Due to a software defect, session replay data for approximately 1% of sessions captured between July 18 (approximately 16:07:21 UTC) and July 31 (20:45:29 UTC) was corrupted. Although the associated product analytics remain unaffected for web sessions, the originating sessions cannot be viewed in session replay. An “Unable to retrieve session” error will display if one of these sessions is accessed. In an attempt to recover lost sessions, mobile analytics data for the affected sessions were also deleted for some accounts. Your Customer Success Manager will be reaching out to you if your account was impacted by this deletion. If you do not have a Success Manager and believe you are missing mobile analytics data, please contact support@fullstory.com.

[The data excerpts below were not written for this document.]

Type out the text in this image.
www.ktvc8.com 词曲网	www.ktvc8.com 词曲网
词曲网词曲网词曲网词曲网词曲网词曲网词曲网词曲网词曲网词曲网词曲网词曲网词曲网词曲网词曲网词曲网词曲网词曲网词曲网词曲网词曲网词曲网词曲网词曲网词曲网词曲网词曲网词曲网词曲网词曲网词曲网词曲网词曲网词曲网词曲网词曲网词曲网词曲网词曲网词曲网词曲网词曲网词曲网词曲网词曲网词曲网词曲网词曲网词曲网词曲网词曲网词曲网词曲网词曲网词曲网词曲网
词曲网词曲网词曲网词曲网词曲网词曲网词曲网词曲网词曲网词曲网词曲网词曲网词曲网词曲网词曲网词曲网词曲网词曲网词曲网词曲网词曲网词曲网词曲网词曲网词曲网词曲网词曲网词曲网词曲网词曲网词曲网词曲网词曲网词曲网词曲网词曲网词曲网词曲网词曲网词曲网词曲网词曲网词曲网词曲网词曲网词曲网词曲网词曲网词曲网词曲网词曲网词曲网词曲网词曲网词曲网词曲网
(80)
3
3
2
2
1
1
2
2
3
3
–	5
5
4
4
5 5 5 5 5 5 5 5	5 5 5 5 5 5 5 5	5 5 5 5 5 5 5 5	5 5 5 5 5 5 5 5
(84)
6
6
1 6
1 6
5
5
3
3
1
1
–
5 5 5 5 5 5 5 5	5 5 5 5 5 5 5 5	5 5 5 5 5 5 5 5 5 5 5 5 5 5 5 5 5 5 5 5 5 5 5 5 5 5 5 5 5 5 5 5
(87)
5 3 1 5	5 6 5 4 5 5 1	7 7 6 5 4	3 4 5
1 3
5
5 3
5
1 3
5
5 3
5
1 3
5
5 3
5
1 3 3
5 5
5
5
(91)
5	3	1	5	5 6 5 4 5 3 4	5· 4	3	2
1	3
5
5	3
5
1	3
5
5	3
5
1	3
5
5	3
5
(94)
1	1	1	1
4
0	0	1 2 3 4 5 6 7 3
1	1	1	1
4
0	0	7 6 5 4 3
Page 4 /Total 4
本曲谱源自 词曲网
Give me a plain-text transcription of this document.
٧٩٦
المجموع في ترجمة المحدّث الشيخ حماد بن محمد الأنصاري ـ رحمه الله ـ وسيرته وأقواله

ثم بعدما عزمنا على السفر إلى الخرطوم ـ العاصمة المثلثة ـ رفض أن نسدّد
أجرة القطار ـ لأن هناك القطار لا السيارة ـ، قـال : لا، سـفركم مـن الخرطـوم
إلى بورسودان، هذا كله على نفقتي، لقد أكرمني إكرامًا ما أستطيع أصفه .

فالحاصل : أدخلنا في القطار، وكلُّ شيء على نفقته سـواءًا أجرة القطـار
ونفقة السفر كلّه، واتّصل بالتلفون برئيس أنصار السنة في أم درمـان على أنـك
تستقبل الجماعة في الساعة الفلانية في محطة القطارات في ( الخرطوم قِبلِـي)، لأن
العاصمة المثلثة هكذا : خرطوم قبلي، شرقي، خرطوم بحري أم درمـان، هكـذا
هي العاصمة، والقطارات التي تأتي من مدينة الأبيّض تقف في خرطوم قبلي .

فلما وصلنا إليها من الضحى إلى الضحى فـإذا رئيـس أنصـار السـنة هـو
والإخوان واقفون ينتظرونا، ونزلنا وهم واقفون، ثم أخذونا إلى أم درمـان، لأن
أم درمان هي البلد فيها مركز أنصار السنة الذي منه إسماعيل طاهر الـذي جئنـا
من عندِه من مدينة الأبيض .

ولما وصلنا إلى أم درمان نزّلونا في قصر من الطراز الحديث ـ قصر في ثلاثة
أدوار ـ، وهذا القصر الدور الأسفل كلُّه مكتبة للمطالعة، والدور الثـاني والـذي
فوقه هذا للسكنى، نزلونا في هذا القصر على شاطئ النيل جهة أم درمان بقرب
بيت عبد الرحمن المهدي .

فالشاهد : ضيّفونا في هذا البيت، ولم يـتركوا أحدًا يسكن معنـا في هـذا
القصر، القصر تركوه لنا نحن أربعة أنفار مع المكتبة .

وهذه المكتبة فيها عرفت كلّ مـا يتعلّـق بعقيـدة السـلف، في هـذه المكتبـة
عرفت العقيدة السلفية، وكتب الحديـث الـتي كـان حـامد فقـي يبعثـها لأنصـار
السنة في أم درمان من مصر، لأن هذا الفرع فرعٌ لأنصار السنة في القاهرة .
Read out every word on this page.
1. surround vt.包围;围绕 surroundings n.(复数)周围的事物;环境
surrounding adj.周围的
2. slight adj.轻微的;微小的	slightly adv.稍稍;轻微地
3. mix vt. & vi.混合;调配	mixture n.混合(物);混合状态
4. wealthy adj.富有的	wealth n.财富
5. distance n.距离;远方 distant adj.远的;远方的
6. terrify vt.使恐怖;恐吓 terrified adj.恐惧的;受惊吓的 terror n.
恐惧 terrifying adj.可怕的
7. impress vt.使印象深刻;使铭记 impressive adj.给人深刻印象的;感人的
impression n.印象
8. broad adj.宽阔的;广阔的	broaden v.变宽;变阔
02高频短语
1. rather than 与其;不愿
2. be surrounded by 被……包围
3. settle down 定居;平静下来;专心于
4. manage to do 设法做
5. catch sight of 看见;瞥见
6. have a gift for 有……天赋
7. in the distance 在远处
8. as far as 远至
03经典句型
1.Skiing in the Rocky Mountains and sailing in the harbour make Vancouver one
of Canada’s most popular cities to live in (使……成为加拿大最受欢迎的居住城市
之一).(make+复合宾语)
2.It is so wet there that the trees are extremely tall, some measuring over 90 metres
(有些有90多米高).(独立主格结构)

This postmortem details the impact on our customers, the root cause of the issue, how we addressed the problem, and the steps we're taking to prevent this and similar types of issues in the future.

Customer Impact

Approximately 1% of the web and mobile sessions captured during the incident window are unplayable. Product analytics for the mobile sessions impacted by the mitigation attempt are irrecoverable.

Root Cause

On July 18th, a code change was introduced to address clock skew during session creation. This change inadvertently affected the archival process for raw session data. Pages that were recorded and appeared to be "from the future" had their timestamps clamped down to the server time. If those pages were still sending data, the page would eventually be reinitialized with the "correct" future timestamp. As a result, these sessions were either completely discarded or misattributed in our event storage database.

During an attempt to repair raw session data for the missing web sessions, product analytics associated with the affected 1% of mobile sessions were inadvertently deleted.

Resolution

Upon identifying the defect, we promptly fixed and deployed an update, ensuring page archival for raw session data functioned correctly for all subsequent sessions. All sessions recorded post-incident are and will remain playable.

Process Changes and Prevention

To prevent a recurrence, we've implemented the following action items:

  • We've enhanced monitoring and alerting for failures impacting the archival of session replay data.
  • We've updated session replay metadata to be completely immutable to eliminate the possibility of raw event storage becoming corrupted.

We are also working on:

  • Eliminating the timestamp from the object key used for session replay archival, which will reduce the possibility of future clock-related session archival issues.
  • Integrating monitoring and alerting within the playback client to detect and log potential session storage issues which cause playback failure, in order to provide immediate detection of this type of issue.

We deeply regret this incident and invite any FullStory customer who was materially affected to contact support@fullstory.com. We stand by ready to fully address all of your concerns.

Posted Sep 08, 2023 - 10:30 EDT

Resolved
From July 18 to July 31 there was a bug in our raw data storage that affected a subset of sessions (~1%). These sessions currently fail to play back as expected. During attempted recovery, mobile analytics data for the affected sessions was also deleted for some accounts. Please see our detailed postmortem for more information.
Posted Jul 31, 2023 - 21:00 EDT